Miguel y María aprovechaban que su profesora había sido solicitada en la oficina de Dirección, para asomarse a la ventana y ver cómo el patio se empañaba. El resto de estudiantes dejó de lanzarse avioncitos de papel para esconderse debajo del pupitre de la maestra. Los truenos eran cada vez más estridentes, tanto, que María debía hablar fuerte para que Miguel la escuchara:
-¿Te das cuenta? Ahora Dios se enfureció por tu comentario. ¿Siempre tienes que llenar de veneno tus palabras antes de lanzarlas? No solo la maestra está furiosa contigo porque la irrespetas, ahora también Dios lo está.
-Deja de creer en estupideces. Mejor limpiemos los vidrios con los dedos, así, mira, para poder ver cómo caen los árboles destruyendo techos, y cómo los arroyos se llevan los carros como botellas en el mar con mensajes de socorro adentro.
-El que habla de estupideces eres tú. No podemos ver lo que pasa afuera. Después del patio lo que hay es un muro.
-Podemos imaginar los desastres que queramos. Aunque lo que no quisiera imaginar sino ver de verdad es lo que pasó en esta escuela antes de que fuera una escuela.
-¿Qué pasó, según tú?
-Ayer antes de irnos a casa, papá le dejó una botella grande de agua a Evaristo, el portero. Mi papá le dijo que eso lo podía proteger. Y lo que sigue no te lo cuento porque no me vas a creer.
-Seguro es mentira.
-Es verdad, María José. Sé que me porto terrible, pero nunca miento. Por eso es que la maestra me castiga, porque le digo que odio su clase aburrida. Mi mamá dice que hay una línea delgada entre decir la verdad y ser cruel.

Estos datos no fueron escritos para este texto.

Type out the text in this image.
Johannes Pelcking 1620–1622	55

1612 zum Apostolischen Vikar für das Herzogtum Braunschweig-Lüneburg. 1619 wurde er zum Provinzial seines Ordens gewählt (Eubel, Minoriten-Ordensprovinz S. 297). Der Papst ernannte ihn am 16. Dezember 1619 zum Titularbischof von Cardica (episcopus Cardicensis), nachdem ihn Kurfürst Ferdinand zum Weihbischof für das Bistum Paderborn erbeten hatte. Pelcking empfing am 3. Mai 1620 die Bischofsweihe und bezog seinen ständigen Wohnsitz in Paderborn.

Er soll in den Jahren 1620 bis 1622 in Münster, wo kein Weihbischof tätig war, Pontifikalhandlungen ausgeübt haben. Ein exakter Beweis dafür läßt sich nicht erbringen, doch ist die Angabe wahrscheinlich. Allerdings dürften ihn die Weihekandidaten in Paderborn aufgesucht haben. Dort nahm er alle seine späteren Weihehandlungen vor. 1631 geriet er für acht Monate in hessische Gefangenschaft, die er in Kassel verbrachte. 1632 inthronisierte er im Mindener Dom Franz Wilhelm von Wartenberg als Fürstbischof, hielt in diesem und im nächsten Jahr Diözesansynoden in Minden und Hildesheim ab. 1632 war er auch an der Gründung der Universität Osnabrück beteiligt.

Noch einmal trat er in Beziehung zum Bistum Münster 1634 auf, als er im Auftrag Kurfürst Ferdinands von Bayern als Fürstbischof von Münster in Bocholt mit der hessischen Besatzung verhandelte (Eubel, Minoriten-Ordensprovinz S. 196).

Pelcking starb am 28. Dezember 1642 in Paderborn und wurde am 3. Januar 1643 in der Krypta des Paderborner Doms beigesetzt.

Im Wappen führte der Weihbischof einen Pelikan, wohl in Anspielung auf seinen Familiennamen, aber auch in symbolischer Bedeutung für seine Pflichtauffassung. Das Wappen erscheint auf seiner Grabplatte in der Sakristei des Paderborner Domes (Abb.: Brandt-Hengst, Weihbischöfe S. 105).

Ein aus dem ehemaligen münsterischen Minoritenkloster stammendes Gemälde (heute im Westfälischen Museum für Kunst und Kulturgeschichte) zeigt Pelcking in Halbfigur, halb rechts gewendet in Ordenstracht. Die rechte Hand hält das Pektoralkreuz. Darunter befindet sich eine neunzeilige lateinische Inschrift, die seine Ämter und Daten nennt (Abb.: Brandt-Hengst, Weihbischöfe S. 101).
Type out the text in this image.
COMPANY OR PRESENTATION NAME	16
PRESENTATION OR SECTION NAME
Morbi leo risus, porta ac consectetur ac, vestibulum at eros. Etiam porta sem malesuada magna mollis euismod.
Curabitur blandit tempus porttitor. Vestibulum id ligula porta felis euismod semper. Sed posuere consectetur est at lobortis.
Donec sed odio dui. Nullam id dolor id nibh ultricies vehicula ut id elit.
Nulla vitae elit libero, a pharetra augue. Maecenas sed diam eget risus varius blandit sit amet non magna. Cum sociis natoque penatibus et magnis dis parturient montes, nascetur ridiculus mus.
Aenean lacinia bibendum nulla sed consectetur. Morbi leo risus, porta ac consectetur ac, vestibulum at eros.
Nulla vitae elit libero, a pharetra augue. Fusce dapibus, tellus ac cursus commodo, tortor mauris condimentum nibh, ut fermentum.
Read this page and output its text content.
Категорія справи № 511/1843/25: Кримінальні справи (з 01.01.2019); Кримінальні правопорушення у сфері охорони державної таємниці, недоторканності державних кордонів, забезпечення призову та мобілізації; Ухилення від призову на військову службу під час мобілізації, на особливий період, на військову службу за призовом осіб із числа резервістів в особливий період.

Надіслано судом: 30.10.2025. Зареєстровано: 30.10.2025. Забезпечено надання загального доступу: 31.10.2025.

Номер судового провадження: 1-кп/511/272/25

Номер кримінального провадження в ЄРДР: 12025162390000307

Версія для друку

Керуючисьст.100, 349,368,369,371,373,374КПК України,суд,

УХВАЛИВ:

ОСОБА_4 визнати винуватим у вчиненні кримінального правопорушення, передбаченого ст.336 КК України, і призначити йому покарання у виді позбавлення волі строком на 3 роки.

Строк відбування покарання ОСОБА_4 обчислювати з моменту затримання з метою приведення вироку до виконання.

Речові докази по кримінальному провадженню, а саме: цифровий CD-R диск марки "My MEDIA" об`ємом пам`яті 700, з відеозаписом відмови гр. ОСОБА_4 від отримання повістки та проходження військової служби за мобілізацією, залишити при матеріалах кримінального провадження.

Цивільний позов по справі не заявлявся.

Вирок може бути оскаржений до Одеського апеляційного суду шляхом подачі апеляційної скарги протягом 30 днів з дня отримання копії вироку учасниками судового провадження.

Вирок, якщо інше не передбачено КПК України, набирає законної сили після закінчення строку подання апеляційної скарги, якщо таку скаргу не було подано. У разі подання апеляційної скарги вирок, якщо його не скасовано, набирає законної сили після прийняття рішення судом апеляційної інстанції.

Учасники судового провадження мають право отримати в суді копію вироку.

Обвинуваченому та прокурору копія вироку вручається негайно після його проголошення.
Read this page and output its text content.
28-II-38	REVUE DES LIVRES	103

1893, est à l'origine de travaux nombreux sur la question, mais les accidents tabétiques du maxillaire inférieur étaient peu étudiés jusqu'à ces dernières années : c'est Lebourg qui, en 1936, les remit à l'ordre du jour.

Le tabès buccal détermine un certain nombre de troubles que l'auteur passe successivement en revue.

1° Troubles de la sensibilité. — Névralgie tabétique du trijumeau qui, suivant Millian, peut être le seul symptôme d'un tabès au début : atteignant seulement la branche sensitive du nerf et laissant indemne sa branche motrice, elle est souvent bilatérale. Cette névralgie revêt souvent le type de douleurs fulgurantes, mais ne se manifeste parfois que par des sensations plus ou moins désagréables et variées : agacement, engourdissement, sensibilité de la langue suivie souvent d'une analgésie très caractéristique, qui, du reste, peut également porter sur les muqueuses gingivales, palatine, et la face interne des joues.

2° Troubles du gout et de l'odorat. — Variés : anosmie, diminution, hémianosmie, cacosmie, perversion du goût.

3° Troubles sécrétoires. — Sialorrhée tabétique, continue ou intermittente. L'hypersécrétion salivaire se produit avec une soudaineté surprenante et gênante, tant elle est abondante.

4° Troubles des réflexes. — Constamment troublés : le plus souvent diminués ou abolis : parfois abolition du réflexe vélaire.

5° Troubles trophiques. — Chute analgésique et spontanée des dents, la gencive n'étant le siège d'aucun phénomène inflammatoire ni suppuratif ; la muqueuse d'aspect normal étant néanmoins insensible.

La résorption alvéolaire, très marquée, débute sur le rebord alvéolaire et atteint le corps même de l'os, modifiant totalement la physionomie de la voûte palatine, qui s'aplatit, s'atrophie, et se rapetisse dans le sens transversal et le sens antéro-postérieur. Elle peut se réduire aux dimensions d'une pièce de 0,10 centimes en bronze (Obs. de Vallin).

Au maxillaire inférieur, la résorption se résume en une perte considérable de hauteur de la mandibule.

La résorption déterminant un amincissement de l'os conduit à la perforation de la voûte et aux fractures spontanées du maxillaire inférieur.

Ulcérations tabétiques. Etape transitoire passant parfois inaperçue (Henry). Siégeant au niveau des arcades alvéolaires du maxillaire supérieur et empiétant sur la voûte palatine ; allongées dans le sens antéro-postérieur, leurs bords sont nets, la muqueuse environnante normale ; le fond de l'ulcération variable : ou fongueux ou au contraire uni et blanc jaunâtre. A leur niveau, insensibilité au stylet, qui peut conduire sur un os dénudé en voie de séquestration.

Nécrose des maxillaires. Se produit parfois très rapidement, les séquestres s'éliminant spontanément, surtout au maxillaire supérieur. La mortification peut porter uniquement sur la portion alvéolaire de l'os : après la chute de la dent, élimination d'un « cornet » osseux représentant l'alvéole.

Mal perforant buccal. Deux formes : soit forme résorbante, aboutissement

-Bueno, entonces dime la verdad.
**
La tarde anterior Miguel Ángel esperaba en el carro mientras su papá hablaba con Evaristo. Miguel apagó la música de alabanza del radio y bajó los vidrios para escuchar mejor.
-¿Qué funcionaba antes en este edificio? Preguntó el papá de Miguel.
-Esto era un convento –respondió Evaristo.
– Con razón. Anoche soñé con apariciones que rondaban por el patio de esta escuela, por eso le traje el agua bendita.
-Gracias, Señor Cuestas. Ellos, los fantasmas, ya no se me aparecen. Antes los veía caminar sin pies bajo la lluvia, siguiendo una especie de rito. Espero que los niños no los vean, aunque con este calentamiento global es muy difícil que llueva por ahora.
***
-Cuentas eso solo para asustarme -interrumpió María fingiendo no creer- Primero los desastres, ahora los fantasmas. El único desastre aquí es tu cabeza.
-¡Regresé, niños! … ¿Dónde están los niños?- preguntó la maestra abriendo lentamente la puerta del salón.
-Debajo de su pupitre, maestra, -respondió María.
-¿Ves? Sabía que no ibas a creer mi verdad, tal como reaccionó mi mamá por Skype anoche.
Miguel volvió a su puesto, y con los ojos empañados como el patio, miró hacia la ventana y vio su verdad: una ronda de monjes vestidos de blanco y sin pies. Esa fue una de las tantas verdades que desde aquella mañana decidió no contar jamás.